Lock it down: Need to quickly lock your computer? Hit the Windows key + L to get the job done. On a Mac, it’s Ctrl + Cmd + Q.

Sneak peek: In Safari, preview a website before you click the link. Using your mouse, hover the pointer over the link, then press Cmd + Ctrl + D. Voila, a pre-click preview. Click outside the preview, and it disappears.

When you just need space to think: Press Windows key + D on a PC to close all your open windows to the taskbar and see only your desktop. On a Mac, ​​press Cmd + M to minimize your open windows.

On Windows, get a detailed report that includes usage, capacity and battery life estimates. Open the command prompt by hitting the Start menu, then typing in cmd or cmd.exe in the Run command box. Press Enter. Now, smarty-pants, type or paste in the following: powercfg /batteryreport

Mac file shortcut: If you need to rename a bunch of files on macOS, you don’t need to do it one by one.
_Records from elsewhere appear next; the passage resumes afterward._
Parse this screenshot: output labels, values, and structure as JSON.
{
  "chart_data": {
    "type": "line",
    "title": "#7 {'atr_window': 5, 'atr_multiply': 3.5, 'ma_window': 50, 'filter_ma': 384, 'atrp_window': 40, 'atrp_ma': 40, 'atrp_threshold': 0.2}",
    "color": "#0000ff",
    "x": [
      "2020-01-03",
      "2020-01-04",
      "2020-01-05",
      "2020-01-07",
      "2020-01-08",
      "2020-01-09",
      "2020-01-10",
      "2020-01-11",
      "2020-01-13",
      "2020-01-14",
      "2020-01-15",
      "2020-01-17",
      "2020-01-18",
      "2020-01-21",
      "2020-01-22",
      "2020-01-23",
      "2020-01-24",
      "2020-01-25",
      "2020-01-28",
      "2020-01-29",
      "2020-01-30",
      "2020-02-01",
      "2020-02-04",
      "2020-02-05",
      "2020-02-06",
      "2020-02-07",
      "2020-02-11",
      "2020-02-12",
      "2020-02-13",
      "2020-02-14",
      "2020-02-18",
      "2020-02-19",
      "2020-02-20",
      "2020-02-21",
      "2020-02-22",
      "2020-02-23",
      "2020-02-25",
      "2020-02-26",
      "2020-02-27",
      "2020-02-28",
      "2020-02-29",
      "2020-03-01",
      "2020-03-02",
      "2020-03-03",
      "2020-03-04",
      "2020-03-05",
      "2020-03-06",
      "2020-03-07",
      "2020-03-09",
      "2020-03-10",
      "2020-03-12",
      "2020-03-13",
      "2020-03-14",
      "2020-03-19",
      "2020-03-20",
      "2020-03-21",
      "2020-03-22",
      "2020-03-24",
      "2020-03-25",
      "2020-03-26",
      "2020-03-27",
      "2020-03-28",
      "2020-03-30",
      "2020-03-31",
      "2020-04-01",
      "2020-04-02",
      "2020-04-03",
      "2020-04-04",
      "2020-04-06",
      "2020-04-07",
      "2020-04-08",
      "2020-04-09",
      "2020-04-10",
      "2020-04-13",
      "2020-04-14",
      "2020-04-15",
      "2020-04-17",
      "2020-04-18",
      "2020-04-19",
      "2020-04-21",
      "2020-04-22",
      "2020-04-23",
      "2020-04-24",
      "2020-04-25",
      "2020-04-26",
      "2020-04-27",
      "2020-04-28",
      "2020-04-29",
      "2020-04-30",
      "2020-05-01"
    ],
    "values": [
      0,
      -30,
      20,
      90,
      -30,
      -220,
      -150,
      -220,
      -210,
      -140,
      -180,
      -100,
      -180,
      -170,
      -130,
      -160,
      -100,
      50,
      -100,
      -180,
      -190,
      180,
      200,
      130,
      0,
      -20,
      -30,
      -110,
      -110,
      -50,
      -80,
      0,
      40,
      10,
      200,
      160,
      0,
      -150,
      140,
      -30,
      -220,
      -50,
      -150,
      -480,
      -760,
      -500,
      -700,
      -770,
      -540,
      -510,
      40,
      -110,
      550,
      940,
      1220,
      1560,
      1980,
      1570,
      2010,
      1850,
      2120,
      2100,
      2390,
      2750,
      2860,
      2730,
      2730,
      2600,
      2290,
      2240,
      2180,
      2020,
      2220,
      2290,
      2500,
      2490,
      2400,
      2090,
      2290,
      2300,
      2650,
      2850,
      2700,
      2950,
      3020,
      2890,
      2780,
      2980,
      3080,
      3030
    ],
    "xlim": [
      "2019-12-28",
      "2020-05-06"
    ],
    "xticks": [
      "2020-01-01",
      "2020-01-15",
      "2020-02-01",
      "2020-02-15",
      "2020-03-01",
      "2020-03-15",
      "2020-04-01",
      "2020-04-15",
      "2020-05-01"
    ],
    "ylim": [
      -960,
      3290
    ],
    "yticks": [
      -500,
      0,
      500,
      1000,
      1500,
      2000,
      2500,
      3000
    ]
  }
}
Select them all in Finder, then hold down Cmd and click on one of them. Choose Rename to apply the same change(s) to them all.

Mouse shortcut: Highlight some text, hold down Ctrl in Windows (Cmd on Mac), click your left or primary mouse button, then drag the text elsewhere. When you let go of the mouse button, your text will be pasted there. Neat, right?

Tip-tap tab: Move through your open tabs with just your keyboard. Press Ctrl + Tab on Windows or Cmd + Tab on a Mac to cycle. To quickly close your active tab, hit Ctrl + W on Windows or, on your Mac, Cmd + W.